It'd make more sense to go broader and teach that due to how our brains work, all pleasure becomes diluted the more we have. Therefore, it is desirable to avoid living in unrestricted excess, be it with drugs, sex, food, or what have you. One should have control over their pleasures, not the other way around.
We have tested and tasted too much, lover--
Through a chink too wide there comes in no wonder.
But here in the Advent-darkened room
Where the dry black bread and the sugarless tea
Of penance will charm back the luxury
Of a child's soul, we'll return to Doom
the knowledge we stole but could not use.
It makes sense, if taught properly. But I would expect this to be yet another thing taught with the "daddy knows best" attitude that speaks in simplistic absolutes to make sure they instill their desired outcome rather than share a proper perspective with plenty of nuance and hope that the children come to the same conclusions as the person teaching. That is a very dangerous road to take. It depends on the message being correct, and the child to never rebel from that message when they wise up to the fact they weren't given the full picture and never succumb to their desires.
For me, in this day and age, its really hard to say one way or the other. How poorly done and/or wrong will it be, and is having it done that way better than nothing? I can't know, but I suspect that with societal attitudes on sex, "some porn is fine, how much is too much is different for everybody and here's how to tell where the line is" is too complicated of a message to effectively communicate.
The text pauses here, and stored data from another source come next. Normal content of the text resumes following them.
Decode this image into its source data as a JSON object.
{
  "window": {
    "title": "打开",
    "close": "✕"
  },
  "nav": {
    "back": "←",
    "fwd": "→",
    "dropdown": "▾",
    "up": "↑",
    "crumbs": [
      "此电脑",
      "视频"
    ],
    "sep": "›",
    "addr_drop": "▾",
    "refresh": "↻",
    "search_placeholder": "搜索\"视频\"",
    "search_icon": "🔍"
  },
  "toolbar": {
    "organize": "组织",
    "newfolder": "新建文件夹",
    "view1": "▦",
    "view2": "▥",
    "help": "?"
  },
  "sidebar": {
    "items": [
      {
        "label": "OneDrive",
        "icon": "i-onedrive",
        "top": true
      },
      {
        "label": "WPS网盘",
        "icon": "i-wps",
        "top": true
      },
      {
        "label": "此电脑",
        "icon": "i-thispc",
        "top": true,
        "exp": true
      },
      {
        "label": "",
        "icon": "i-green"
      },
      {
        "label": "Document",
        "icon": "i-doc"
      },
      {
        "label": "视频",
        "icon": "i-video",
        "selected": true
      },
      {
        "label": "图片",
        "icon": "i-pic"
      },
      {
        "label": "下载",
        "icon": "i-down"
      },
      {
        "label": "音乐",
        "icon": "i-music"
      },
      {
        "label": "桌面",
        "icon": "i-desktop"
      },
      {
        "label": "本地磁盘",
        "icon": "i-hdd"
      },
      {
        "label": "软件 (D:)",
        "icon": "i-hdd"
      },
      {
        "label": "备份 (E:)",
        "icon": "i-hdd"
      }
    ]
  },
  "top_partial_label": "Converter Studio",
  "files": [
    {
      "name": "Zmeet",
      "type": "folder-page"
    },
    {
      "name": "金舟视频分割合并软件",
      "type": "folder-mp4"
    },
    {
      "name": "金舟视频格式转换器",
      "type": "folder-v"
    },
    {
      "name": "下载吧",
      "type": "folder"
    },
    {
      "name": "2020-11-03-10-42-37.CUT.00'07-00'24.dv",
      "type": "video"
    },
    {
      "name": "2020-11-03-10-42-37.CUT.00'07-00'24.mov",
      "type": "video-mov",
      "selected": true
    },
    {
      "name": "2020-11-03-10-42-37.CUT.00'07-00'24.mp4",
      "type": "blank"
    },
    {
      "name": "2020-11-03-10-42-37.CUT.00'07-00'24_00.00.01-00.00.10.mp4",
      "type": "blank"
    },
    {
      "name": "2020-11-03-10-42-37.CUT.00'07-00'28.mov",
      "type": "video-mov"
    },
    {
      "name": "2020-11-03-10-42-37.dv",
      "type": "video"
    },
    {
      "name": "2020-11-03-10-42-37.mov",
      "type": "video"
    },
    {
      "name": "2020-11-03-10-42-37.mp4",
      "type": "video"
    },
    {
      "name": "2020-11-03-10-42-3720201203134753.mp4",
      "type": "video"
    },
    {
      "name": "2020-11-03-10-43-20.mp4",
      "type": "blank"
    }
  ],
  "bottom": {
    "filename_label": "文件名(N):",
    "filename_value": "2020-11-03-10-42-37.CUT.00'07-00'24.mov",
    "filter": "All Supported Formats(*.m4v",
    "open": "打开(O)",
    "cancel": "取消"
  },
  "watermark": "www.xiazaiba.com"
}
If it is even allowed to be communicated at all. Don't forget widespread acceptance of "abstinence only" rubbish isn't far behind us, I'm reminded of this every time I visit family in the South and see the big labels on every gas station condom dispenser reminding me that the only real way to avoid HIV/AIDS is monogamy and abstinence before marriage. Whereas growing up in the North, we didn't even have those dispensers. I suspect their presence is related to the greater taboos about sex in those areas, but in the north I was never scared away from buying rubbers at the counter when I was young.
No, because that is ludicrous. A porn addiction is bad for you, but watching other people fuck isn't necessarily bad. Just like certain electronic components exhibit weird properties when taken to extreme levels, we wouldn't write off using op-amps because they go funky when abused.
Porn is an instant pleasure. Enjoying sex in eight years (earlier if you're lucky but don't cross your fingers just yet) does not compare very well to that.
I've never tried to smoke so I can't really compare.